A common procedure for measuring the velocity of an air stream involves insertion of an electrically heated wire (called a hot-wire anemometer) into the air flow, with the axis of the wire oriented perpendicular to the flow direction. The electrical energy dissipated in the wire is assumed to be transferred to the air by forced convection. Hence, for a prescribed electrical power, the temperature of the wire depends on the convection coefficient, which, in turn, depends on the velocity of the air. Consider a wire of length L - 20 mm and diameter D = 0.5 mm, for which a calibration of the form. V = 6.25 times 10-5 h2, has been determined. The velocity V and the convection coefficient h have units of m/s and W/m2 K, respectively.

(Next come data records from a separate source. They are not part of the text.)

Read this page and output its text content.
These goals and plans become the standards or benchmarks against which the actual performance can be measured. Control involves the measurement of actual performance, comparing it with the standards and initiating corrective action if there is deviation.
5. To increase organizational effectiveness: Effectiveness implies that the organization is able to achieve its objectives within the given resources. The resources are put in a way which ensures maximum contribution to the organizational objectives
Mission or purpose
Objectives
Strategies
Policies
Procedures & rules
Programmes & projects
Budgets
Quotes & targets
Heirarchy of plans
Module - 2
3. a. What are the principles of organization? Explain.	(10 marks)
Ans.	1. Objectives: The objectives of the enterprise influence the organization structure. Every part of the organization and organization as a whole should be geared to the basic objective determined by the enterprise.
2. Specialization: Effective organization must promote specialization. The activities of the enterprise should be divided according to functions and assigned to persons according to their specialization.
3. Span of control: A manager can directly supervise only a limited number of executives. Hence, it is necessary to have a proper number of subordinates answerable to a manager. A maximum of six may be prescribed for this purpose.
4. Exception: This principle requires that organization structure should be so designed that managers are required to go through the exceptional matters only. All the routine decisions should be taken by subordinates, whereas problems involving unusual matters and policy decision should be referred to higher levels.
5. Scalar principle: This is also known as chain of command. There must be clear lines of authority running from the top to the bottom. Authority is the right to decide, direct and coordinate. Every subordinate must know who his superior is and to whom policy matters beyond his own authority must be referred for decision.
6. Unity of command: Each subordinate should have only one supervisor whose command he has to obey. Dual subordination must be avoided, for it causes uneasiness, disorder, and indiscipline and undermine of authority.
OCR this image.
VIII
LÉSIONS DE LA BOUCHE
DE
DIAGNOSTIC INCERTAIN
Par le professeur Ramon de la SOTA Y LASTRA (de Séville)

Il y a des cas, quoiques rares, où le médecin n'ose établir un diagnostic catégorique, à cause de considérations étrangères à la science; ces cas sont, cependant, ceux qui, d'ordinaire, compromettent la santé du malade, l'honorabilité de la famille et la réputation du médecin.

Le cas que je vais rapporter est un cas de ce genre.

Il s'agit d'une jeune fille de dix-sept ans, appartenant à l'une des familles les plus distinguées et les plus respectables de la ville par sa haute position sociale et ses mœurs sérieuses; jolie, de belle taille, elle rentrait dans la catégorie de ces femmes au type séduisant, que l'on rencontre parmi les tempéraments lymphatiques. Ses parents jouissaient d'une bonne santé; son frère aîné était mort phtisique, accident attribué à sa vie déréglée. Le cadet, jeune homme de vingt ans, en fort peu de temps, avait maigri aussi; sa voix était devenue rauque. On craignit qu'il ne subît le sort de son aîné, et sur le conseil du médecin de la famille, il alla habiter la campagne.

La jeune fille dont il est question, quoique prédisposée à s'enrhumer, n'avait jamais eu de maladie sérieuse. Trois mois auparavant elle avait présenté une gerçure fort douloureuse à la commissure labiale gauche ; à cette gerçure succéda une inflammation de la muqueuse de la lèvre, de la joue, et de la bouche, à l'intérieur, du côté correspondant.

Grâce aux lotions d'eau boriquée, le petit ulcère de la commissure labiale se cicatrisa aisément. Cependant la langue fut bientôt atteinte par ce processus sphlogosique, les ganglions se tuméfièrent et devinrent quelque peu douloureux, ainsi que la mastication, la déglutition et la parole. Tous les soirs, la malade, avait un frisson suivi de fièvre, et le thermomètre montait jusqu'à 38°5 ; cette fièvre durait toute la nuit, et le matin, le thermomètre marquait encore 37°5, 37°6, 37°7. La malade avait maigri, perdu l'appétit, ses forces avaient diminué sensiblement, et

In an application involving air at a temperature of Tx = 25 degree C, the surface temperature of the anemometer is maintained at Ts = 75 degree C with a voltage drop of 5 V and an electric current of 0.1 A. What is the velocity of the air?

Answer 1

Answer:

V = 6.33 m/s

Explanation:

Given:

- The length of the wire L = 0.02 m

- The diameter of the wire D = 0.0005 m

- The calibration expression V = 0.0000625*h^2

- Environment temperature T_inf = 298 K

- Surface temperature T_s = 348 K

- The voltage drop dV = 5 V

- The electric current I = 0.1 A

Find:

- the velocity of Air

Solution:

- Calculate the surface area of the wire:

                             A = pi*D*L

                             A = pi*(0.0005)*(0.02) = 0.00003142 m^2

- The rate of energy in the wire P:

                             P = I*dV = 0.1*5 = 0.5 W

- Apply Newton's Law of Cooling:

                            P = h*A*(T_s - T_inf)

                            h =  P /A*(T_s - T_inf)

Plug in the values:

                             h= 0.5/ 0.00003142*(348 - 298)

                             h = 318.27 W /m^2K

- Using the calibration relationship given, compute the velocity of air:

                             V = 6.25*10^-5 * h^2

                             V = 6.25*10^-5 * (318.27)^2

                             V = 6.33 m/s